Sur le plan des questions d’ordre global, que ce soit la lutte contre le changement climatique, la réussite de l’agenda des Nations unies, en particulier les objectifs de développement durable, ou leur coopération dans la région Indopacifique, l’UE et l’Indonésie partagent une même vision. Cependant, si la pandémie a perturbé le bon ordre de l’agenda global, un contentieux sur l’huile de palme persiste depuis trois ans. Alors que l’huile de palme compte parmi les principales exportations indonésiennes, les nouvelles directives européennes sur les énergies renouvelables adoptées en 2019 font de la lutte contre la déforestation une priorité. Or, la surface de la forêt indonésienne diminue d’année en année, en partie pour permettre d’étendre la culture de palmiers à huile.
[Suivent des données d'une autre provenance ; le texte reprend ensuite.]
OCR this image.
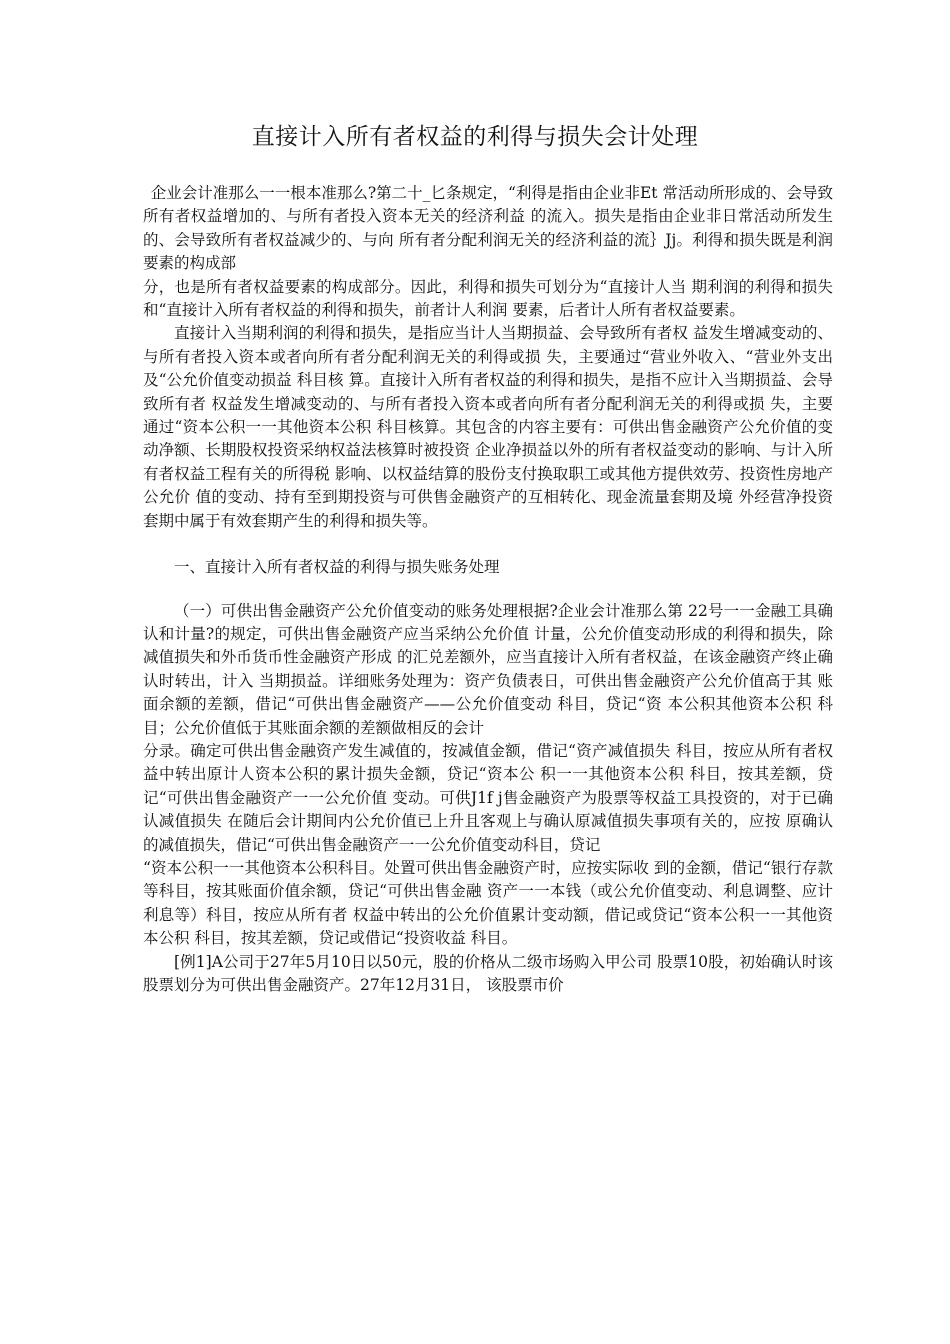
直接计入所有者权益的利得与损失会计处理

企业会计准那么一一根本准那么?第二十_匕条规定，“利得是指由企业非Et 常活动所形成的、会导致所有者权益增加的、与所有者投入资本无关的经济利益 的流入。损失是指由企业非日常活动所发生的、会导致所有者权益减少的、与向 所有者分配利润无关的经济利益的流｝Jj。利得和损失既是利润要素的构成部

分，也是所有者权益要素的构成部分。因此，利得和损失可划分为“直接计人当 期利润的利得和损失 和“直接计入所有者权益的利得和损失，前者计人利润 要素，后者计人所有者权益要素。

直接计入当期利润的利得和损失，是指应当计人当期损益、会导致所有者权 益发生增减变动的、与所有者投入资本或者向所有者分配利润无关的利得或损 失，主要通过“营业外收入、“营业外支出 及“公允价值变动损益 科目核 算。直接计入所有者权益的利得和损失，是指不应计入当期损益、会导致所有者 权益发生增减变动的、与所有者投入资本或者向所有者分配利润无关的利得或损 失，主要通过“资本公积一一其他资本公积 科目核算。其包含的内容主要有：可供出售金融资产公允价值的变动净额、长期股权投资采纳权益法核算时被投资 企业净损益以外的所有者权益变动的影响、与计入所有者权益工程有关的所得税 影响、以权益结算的股份支付换取职工或其他方提供效劳、投资性房地产公允价 值的变动、持有至到期投资与可供售金融资产的互相转化、现金流量套期及境 外经营净投资套期中属于有效套期产生的利得和损失等。

一、直接计入所有者权益的利得与损失账务处理

（一）可供出售金融资产公允价值变动的账务处理根据?企业会计准那么第 22号一一金融工具确认和计量?的规定，可供出售金融资产应当采纳公允价值 计量，公允价值变动形成的利得和损失，除减值损失和外币货币性金融资产形成 的汇兑差额外，应当直接计入所有者权益，在该金融资产终止确认时转出，计入 当期损益。详细账务处理为：资产负债表日，可供出售金融资产公允价值高于其 账面余额的差额，借记“可供出售金融资产——公允价值变动 科目，贷记“资 本公积其他资本公积 科目；公允价值低于其账面余额的差额做相反的会计

分录。确定可供出售金融资产发生减值的，按减值金额，借记“资产减值损失 科目，按应从所有者权益中转出原计人资本公积的累计损失金额，贷记“资本公 积一一其他资本公积 科目，按其差额，贷记“可供出售金融资产一一公允价值 变动。可供J1f j售金融资产为股票等权益工具投资的，对于已确认减值损失 在随后会计期间内公允价值已上升且客观上与确认原减值损失事项有关的，应按 原确认的减值损失，借记“可供出售金融资产一一公允价值变动科目，贷记

“资本公积一一其他资本公积科目。处置可供出售金融资产时，应按实际收 到的金额，借记“银行存款 等科目，按其账面价值余额，贷记“可供出售金融 资产一一本钱（或公允价值变动、利息调整、应计利息等）科目，按应从所有者 权益中转出的公允价值累计变动额，借记或贷记“资本公积一一其他资本公积 科目，按其差额，贷记或借记“投资收益 科目。

[例1]A公司于27年5月10日以50元，股的价格从二级市场购入甲公司 股票10股，初始确认时该股票划分为可供出售金融资产。27年12月31日， 该股票市价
Bien que l’UE n’ait pas institué de blocus sur l’importation d’huile de palme en provenance d’Indonésie, ces dernières ayant même augmentée de 26% entre 2019 et 2020, Jakarta perçoit les nouvelles directives européennes comme une tentative de limiter ses exportations, sous couvert de défense de l’environnement, alors que l’UE représente un des trois principaux marchés. Ainsi, les négociations sur l’accord économique CEPA, Comprehensive Economic Partnership Agreement, entamées en 2016 sont perturbées depuis trois ans, l’Indonésie ayant même lancé une procédure à l’OMC contre l’UE sur ce sujet, tout comme son voisin et rival malaisien. Malgré ce contentieux, la cinquième rencontre du Joint Committee qui s’est tenue le 22 juin a permis de mettre en avant leur coopération bilatérale dans de nombreux domaines, dont celui de la sécurité qui, selon le HR, va devenir central dans cette relation. D’autant plus qu’un Joint Working Group spécifique à la résolution de la question de l’huile de palme a été créé en février 2021.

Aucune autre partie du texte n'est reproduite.